On Sept. 18, 2025, with an 8-2 win over the St. Louis Cardinals, Priester recorded his 12th consecutive winning decision, further surpassing a Brewers franchise record that had previously been held by two separate pitchers, Chris Bosio and Cal Eldred, who each had 10-game winning streaks in 1992. On Sept. 18, Priester left a start against the Los Angeles Angels in the sixth inning with the score tied 2-2, a game the Brewers would go on to win 5-2; that marked the 19th consecutive win for the Brewers in games which Priester appeared, another franchise record.

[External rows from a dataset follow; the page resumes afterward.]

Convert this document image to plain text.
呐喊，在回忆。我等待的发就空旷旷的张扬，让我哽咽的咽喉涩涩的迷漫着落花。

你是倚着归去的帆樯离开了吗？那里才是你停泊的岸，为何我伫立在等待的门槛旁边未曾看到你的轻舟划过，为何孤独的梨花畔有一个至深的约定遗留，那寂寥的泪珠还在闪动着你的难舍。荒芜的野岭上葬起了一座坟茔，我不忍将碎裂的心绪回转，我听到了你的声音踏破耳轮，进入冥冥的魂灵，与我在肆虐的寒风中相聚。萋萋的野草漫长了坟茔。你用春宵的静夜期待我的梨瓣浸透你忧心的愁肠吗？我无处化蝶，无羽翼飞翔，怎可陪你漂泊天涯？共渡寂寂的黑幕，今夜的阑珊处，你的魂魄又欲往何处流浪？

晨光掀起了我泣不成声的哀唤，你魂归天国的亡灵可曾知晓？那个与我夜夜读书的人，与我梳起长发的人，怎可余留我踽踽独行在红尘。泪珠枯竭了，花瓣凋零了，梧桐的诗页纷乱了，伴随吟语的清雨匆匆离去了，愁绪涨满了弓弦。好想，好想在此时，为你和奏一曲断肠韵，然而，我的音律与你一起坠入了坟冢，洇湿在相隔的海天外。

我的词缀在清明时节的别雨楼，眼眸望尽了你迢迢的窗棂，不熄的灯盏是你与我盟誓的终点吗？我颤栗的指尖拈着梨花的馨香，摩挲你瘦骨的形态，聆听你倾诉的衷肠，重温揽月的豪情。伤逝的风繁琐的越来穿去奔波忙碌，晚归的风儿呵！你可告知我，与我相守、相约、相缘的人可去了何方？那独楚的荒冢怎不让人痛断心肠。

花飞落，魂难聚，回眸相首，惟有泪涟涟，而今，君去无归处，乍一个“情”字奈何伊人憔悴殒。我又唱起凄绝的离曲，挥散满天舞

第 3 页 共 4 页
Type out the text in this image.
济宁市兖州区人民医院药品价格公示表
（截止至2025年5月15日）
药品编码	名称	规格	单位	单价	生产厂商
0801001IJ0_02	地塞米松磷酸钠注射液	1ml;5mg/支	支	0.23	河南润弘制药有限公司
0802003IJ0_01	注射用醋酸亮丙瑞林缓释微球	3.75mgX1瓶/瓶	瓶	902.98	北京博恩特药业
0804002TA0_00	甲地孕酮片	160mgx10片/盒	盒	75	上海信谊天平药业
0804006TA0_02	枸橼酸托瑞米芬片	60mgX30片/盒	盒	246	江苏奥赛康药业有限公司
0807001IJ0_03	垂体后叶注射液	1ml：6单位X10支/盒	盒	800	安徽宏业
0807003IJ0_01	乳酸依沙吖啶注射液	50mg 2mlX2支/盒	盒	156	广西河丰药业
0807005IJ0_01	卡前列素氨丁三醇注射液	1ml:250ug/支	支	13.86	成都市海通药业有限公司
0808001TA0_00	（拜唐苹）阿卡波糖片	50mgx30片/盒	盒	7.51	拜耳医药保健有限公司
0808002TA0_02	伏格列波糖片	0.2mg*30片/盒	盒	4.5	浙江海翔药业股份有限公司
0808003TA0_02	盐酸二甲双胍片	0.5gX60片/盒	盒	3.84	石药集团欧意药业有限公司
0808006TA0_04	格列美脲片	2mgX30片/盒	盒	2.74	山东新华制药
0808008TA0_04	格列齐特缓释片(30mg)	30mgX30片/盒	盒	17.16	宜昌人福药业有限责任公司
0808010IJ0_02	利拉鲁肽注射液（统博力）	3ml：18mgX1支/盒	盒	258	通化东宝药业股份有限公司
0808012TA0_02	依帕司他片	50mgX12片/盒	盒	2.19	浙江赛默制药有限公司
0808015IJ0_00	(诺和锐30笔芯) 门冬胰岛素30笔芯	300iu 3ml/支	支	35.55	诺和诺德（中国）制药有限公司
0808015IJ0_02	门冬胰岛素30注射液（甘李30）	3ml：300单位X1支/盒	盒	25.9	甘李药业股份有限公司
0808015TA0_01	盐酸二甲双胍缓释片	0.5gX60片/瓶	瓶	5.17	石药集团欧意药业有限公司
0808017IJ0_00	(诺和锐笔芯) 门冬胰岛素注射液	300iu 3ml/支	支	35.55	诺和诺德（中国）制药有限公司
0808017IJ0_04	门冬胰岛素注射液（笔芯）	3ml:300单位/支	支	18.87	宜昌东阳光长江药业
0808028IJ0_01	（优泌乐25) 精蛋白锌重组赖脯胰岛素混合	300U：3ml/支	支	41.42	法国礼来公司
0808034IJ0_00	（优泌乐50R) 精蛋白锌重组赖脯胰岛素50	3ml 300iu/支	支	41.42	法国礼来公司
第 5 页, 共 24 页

Priester was placed on the injured list to start the 2026 season due to thoracic outlet syndrome-adjacent issues. He had been dealing with wrist soreness since the 2025 season, and the issue was diagnosed by a specialist after the soreness worsened during 2026 spring training. Priester was transferred to the 60-day injured list on June 6. On June 18, it was announced that Priester would undergo thoracic outlet surgery, ending his season.

==Personal life==
Priester and his wife, Regan, married in November 2025 in Jupiter, Florida.